On April 7, 2004, Lockheed announced that it was reducing its offer to purchase Titan from $22 per share to $20 per share, thus costing shareholders $200 million.

While Titan’s shareholders approved the revised terms of the merger on June 7, 2004, Titan was unable to resolve the investigation with the DOJ. Rather, on June 4, 2004, Titan received a “Wells Notice” from the SEC notifying Titan that the SEC staff intended to recommend action against Titan for violation of U.S. securities laws. Thus, on June 26, 2004, Lockheed notified Titan that it was terminating the merger agreement, sending Titan’s stock plummeting as low as $11.74 per share on July 2, 2004. 

Since then, Titan has written-down or taken loss allowances relating to these African, Middle Eastern and Asian operations where the illegal acts took place. For the 2Q04 ending June 30, 2004:

(a) Titan recorded an aggregate after-tax loss of $11.4 million pertaining to its long discontinued Titan Wireless, Inc. (“Titan Wireless”) activities in Benin, Africa including a full allowance for the $14.351 million remaining on a receivable for the Benin contract, and $2.3 million (after-tax) relating to a contingent liability with a subcontractor on the project;

(b) Titan took approximately $10 million in charges pertaining, in part, to impairment of two large computer systems in Saudi Arabia, and, in part to termination of a program by an undisclosed “civilian government agency” (most likely the Federal Aviation Administration (“FAA”));

(c) Titan recognized approximately $5 million in losses resulting from its contract in Saudi Arabia for a National Identification Card Project (“National I.D. Card Project”); and

(d) Titan recorded an after-tax loss of $24.6 million related, in part, to discontinued operations of its Datron World Communications (“Datron”) division in Asia, mostly to “goodwill” and “fixed asset values not expected to be recovered.”

Most recently, Titan has settled a complaint filed by the SEC for almost $30 million for resolution of the government’s FCPA investigations – one of the biggest FCPA penalties ever.

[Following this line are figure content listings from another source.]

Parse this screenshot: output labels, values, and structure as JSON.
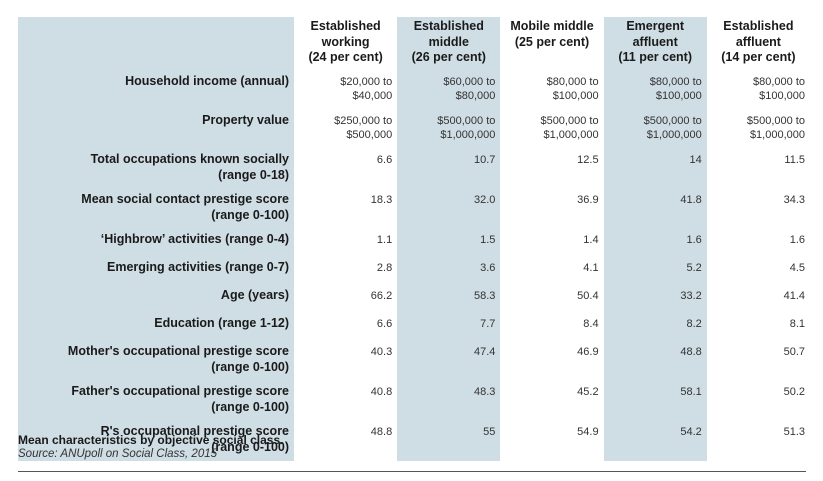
{
  "table": {
    "columns": [
      "Established working (24 per cent)",
      "Established middle (26 per cent)",
      "Mobile middle (25 per cent)",
      "Emergent affluent (11 per cent)",
      "Established affluent (14 per cent)"
    ],
    "column_lines": [
      [
        "Established",
        "working",
        "(24 per cent)"
      ],
      [
        "Established",
        "middle",
        "(26 per cent)"
      ],
      [
        "Mobile middle",
        "(25 per cent)",
        ""
      ],
      [
        "Emergent",
        "affluent",
        "(11 per cent)"
      ],
      [
        "Established",
        "affluent",
        "(14 per cent)"
      ]
    ],
    "rows": [
      {
        "label": [
          "Household income (annual)"
        ],
        "values": [
          [
            "$20,000 to",
            "$40,000"
          ],
          [
            "$60,000 to",
            "$80,000"
          ],
          [
            "$80,000 to",
            "$100,000"
          ],
          [
            "$80,000 to",
            "$100,000"
          ],
          [
            "$80,000 to",
            "$100,000"
          ]
        ]
      },
      {
        "label": [
          "Property value"
        ],
        "values": [
          [
            "$250,000 to",
            "$500,000"
          ],
          [
            "$500,000 to",
            "$1,000,000"
          ],
          [
            "$500,000 to",
            "$1,000,000"
          ],
          [
            "$500,000 to",
            "$1,000,000"
          ],
          [
            "$500,000 to",
            "$1,000,000"
          ]
        ]
      },
      {
        "label": [
          "Total occupations known socially",
          "(range 0-18)"
        ],
        "values": [
          "6.6",
          "10.7",
          "12.5",
          "14",
          "11.5"
        ]
      },
      {
        "label": [
          "Mean social contact prestige score",
          "(range 0-100)"
        ],
        "values": [
          "18.3",
          "32.0",
          "36.9",
          "41.8",
          "34.3"
        ]
      },
      {
        "label": [
          "‘Highbrow’ activities (range 0-4)"
        ],
        "values": [
          "1.1",
          "1.5",
          "1.4",
          "1.6",
          "1.6"
        ]
      },
      {
        "label": [
          "Emerging activities (range 0-7)"
        ],
        "values": [
          "2.8",
          "3.6",
          "4.1",
          "5.2",
          "4.5"
        ]
      },
      {
        "label": [
          "Age (years)"
        ],
        "values": [
          "66.2",
          "58.3",
          "50.4",
          "33.2",
          "41.4"
        ]
      },
      {
        "label": [
          "Education (range 1-12)"
        ],
        "values": [
          "6.6",
          "7.7",
          "8.4",
          "8.2",
          "8.1"
        ]
      },
      {
        "label": [
          "Mother's occupational prestige score",
          "(range 0-100)"
        ],
        "values": [
          "40.3",
          "47.4",
          "46.9",
          "48.8",
          "50.7"
        ]
      },
      {
        "label": [
          "Father's occupational prestige score",
          "(range 0-100)"
        ],
        "values": [
          "40.8",
          "48.3",
          "45.2",
          "58.1",
          "50.2"
        ]
      },
      {
        "label": [
          "R's occupational prestige score",
          "(range 0-100)"
        ],
        "values": [
          "48.8",
          "55",
          "54.9",
          "54.2",
          "51.3"
        ]
      }
    ]
  },
  "caption": "Mean characteristics by objective social class.",
  "source": "Source: ANUpoll on Social Class, 2015",
  "colors": {
    "shade": "#cfdde4",
    "plain": "#ffffff"
  }
}
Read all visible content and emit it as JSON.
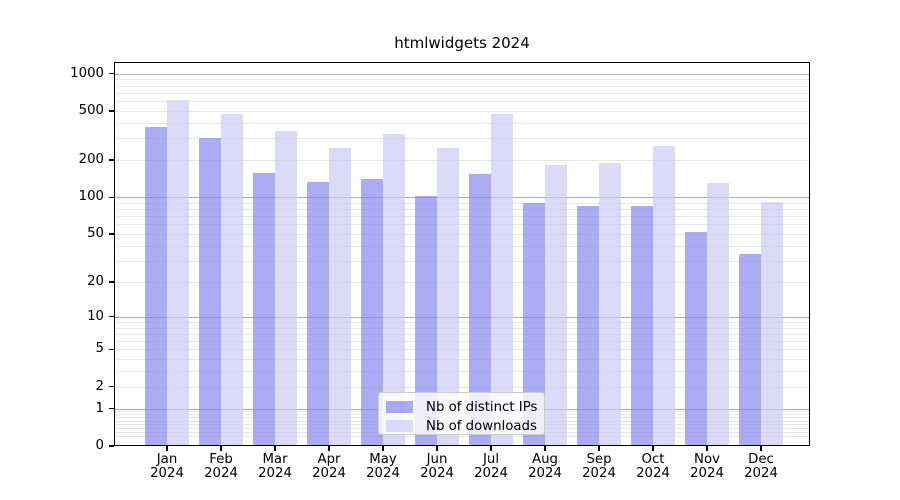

Defendants’ misconduct throughout the Class Period was designed to perpetuate the perception of Titan as a company that was poised for continued growth and whose stock would soon be acquired by Lockheed at a substantial premium to its pre-merger announcement trading price. The statements made by defendants during the Class Period were each false and misleading when made. The true facts, known only to defendants, were that by means of defendants’ undisclosed, improper and illicit practices  Titan and defendants:

(a) Inappropriately inflated revenue and accounts receivables, and failed to timely write-off assets, in violation of GAAP ;

(b) Violated the FCPA, in violation of 15 U.S.C. §§78dd-1, et seq., and Titan’s own publicly stated Code of Ethics ostensibly designed to assure the investment community that Titan would not violate these laws;

(c) Made Titan’s financial results look better than they actually were prior to and during the Class Period;

(d) Exposed Titan to huge civil and criminal penalties for its unlawful conduct, the potential liability of which was not adequately reserved for or disclosed in the Company’s audited financial statements;

(e) Successfully negotiated a merger with Lockheed on favorable terms and kept Lockheed bound to the merger contract through the end of the Class Period; and (f) Falsely denied any illegal or wrongful conduct.